I’m planning to retire (and/or sell my practice) in the next year or so. What should I do with the medical records?
When a health care provider retires or sells the provider’s practice, the provider shall take
reasonable measures to ensure that the records are retained for the appropriate period of time
(see above). (A.R.S. §12-2297(B))Additionally, A.R.S. §32-3211 requires a healthcare professional to “prepare a written protocol for the secure storage, transfer and access of the medical records.”
This protocol must specify the procedure by which you “will notify each patient in a timely manner”
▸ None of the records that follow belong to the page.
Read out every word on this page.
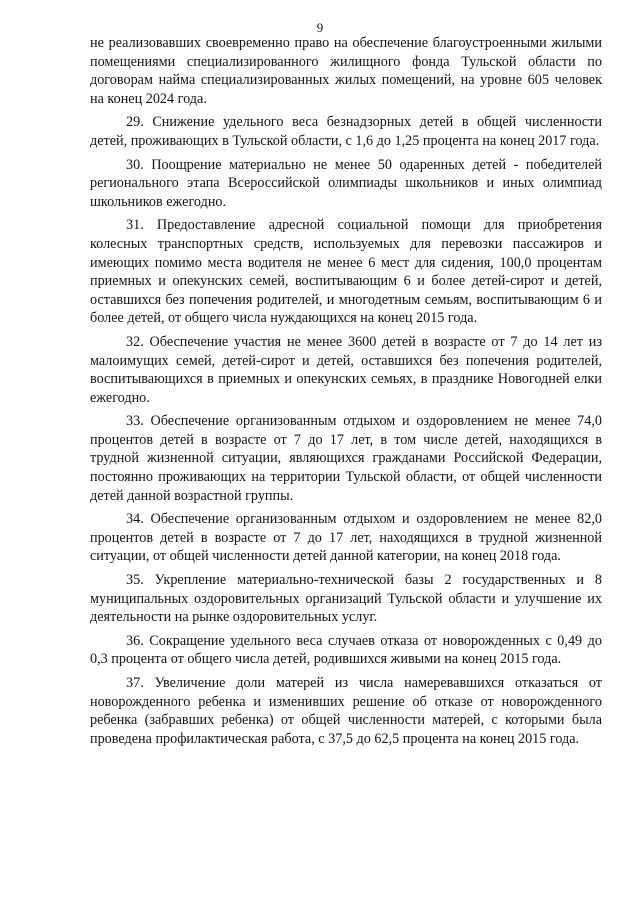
9

не реализовавших своевременно право на обеспечение благоустроенными жилыми помещениями специализированного жилищного фонда Тульской области по договорам найма специализированных жилых помещений, на уровне 605 человек на конец 2024 года.

29. Снижение удельного веса безнадзорных детей в общей численности детей, проживающих в Тульской области, с 1,6 до 1,25 процента на конец 2017 года.

30. Поощрение материально не менее 50 одаренных детей - победителей регионального этапа Всероссийской олимпиады школьников и иных олимпиад школьников ежегодно.

31. Предоставление адресной социальной помощи для приобретения колесных транспортных средств, используемых для перевозки пассажиров и имеющих помимо места водителя не менее 6 мест для сидения, 100,0 процентам приемных и опекунских семей, воспитывающим 6 и более детей-сирот и детей, оставшихся без попечения родителей, и многодетным семьям, воспитывающим 6 и более детей, от общего числа нуждающихся на конец 2015 года.

32. Обеспечение участия не менее 3600 детей в возрасте от 7 до 14 лет из малоимущих семей, детей-сирот и детей, оставшихся без попечения родителей, воспитывающихся в приемных и опекунских семьях, в празднике Новогодней елки ежегодно.

33. Обеспечение организованным отдыхом и оздоровлением не менее 74,0 процентов детей в возрасте от 7 до 17 лет, в том числе детей, находящихся в трудной жизненной ситуации, являющихся гражданами Российской Федерации, постоянно проживающих на территории Тульской области, от общей численности детей данной возрастной группы.

34. Обеспечение организованным отдыхом и оздоровлением не менее 82,0 процентов детей в возрасте от 7 до 17 лет, находящихся в трудной жизненной ситуации, от общей численности детей данной категории, на конец 2018 года.

35. Укрепление материально-технической базы 2 государственных и 8 муниципальных оздоровительных организаций Тульской области и улучшение их деятельности на рынке оздоровительных услуг.

36. Сокращение удельного веса случаев отказа от новорожденных с 0,49 до 0,3 процента от общего числа детей, родившихся живыми на конец 2015 года.

37. Увеличение доли матерей из числа намеревавшихся отказаться от новорожденного ребенка и изменивших решение об отказе от новорожденного ребенка (забравших ребенка) от общей численности матерей, с которыми была проведена профилактическая работа, с 37,5 до 62,5 процента на конец 2015 года.
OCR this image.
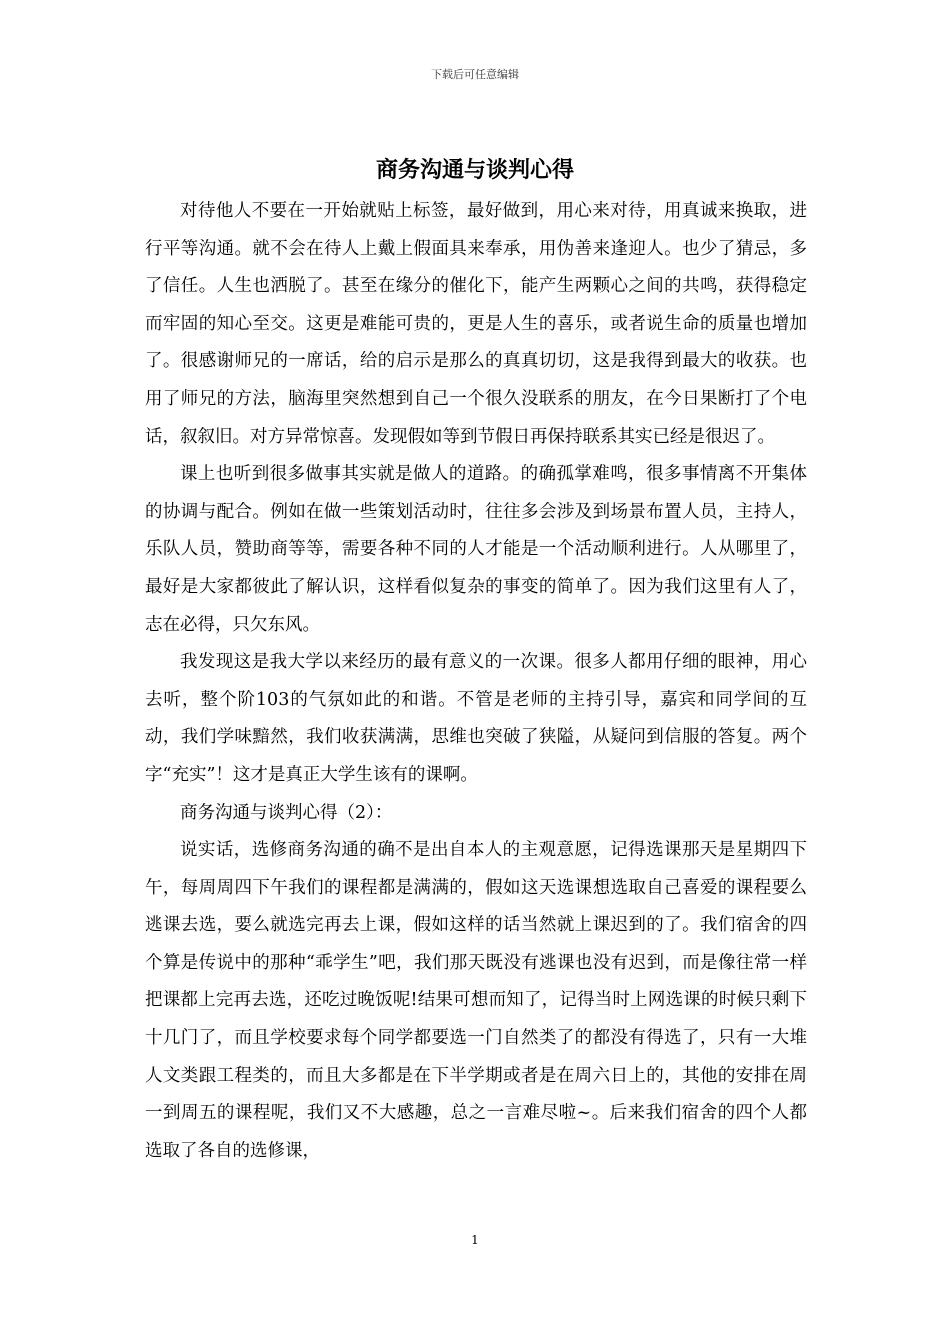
下载后可任意编辑
商务沟通与谈判心得

对待他人不要在一开始就贴上标签，最好做到，用心来对待，用真诚来换取，进行平等沟通。就不会在待人上戴上假面具来奉承，用伪善来逢迎人。也少了猜忌，多了信任。人生也洒脱了。甚至在缘分的催化下，能产生两颗心之间的共鸣，获得稳定而牢固的知心至交。这更是难能可贵的，更是人生的喜乐，或者说生命的质量也增加了。很感谢师兄的一席话，给的启示是那么的真真切切，这是我得到最大的收获。也用了师兄的方法，脑海里突然想到自己一个很久没联系的朋友，在今日果断打了个电话，叙叙旧。对方异常惊喜。发现假如等到节假日再保持联系其实已经是很迟了。

课上也听到很多做事其实就是做人的道路。的确孤掌难鸣，很多事情离不开集体的协调与配合。例如在做一些策划活动时，往往多会涉及到场景布置人员，主持人，乐队人员，赞助商等等，需要各种不同的人才能是一个活动顺利进行。人从哪里了，最好是大家都彼此了解认识，这样看似复杂的事变的简单了。因为我们这里有人了，志在必得，只欠东风。

我发现这是我大学以来经历的最有意义的一次课。很多人都用仔细的眼神，用心去听，整个阶103的气氛如此的和谐。不管是老师的主持引导，嘉宾和同学间的互动，我们学味黯然，我们收获满满，思维也突破了狭隘，从疑问到信服的答复。两个字“充实”！这才是真正大学生该有的课啊。

商务沟通与谈判心得（2）：

说实话，选修商务沟通的确不是出自本人的主观意愿，记得选课那天是星期四下午，每周周四下午我们的课程都是满满的，假如这天选课想选取自己喜爱的课程要么逃课去选，要么就选完再去上课，假如这样的话当然就上课迟到的了。我们宿舍的四个算是传说中的那种“乖学生”吧，我们那天既没有逃课也没有迟到，而是像往常一样把课都上完再去选，还吃过晚饭呢!结果可想而知了，记得当时上网选课的时候只剩下十几门了，而且学校要求每个同学都要选一门自然类了的都没有得选了，只有一大堆人文类跟工程类的，而且大多都是在下半学期或者是在周六日上的，其他的安排在周一到周五的课程呢，我们又不大感趣，总之一言难尽啦~。后来我们宿舍的四个人都选取了各自的选修课，

1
before you terminate or sell the practice “in order to inform the patient regarding the future location
of the patient’s medical records and how the patient can access those records.” You may dispose of
unclaimed medical records after the specified period of time (see above) and after you have made
“good faith efforts to contact the patient.” The statute states that not complying with the requirements
is an act of unprofessional conduct. Also, once your practice address and practice phone numbers are
no longer accurate, state law (A.R.S. §32-1435)requires you to update your contact information with
the Arizona Medical Board in writing within 30 days. There is a “Change of Address” form available on
this Web site (under “Physician Center” in the homepage menu) for you to use. You may provide the Board
with a mailing address for patients to request medical records after you are no longer practicing in
Arizona or anywhere.
Please note: These answers are meant as a baseline guide and are not an exclusive list of all the legal requirements regarding record retention and release. Please read the entire content of the statutes cited
above and consult with your own legal counsel for proper legal advice in any given situation.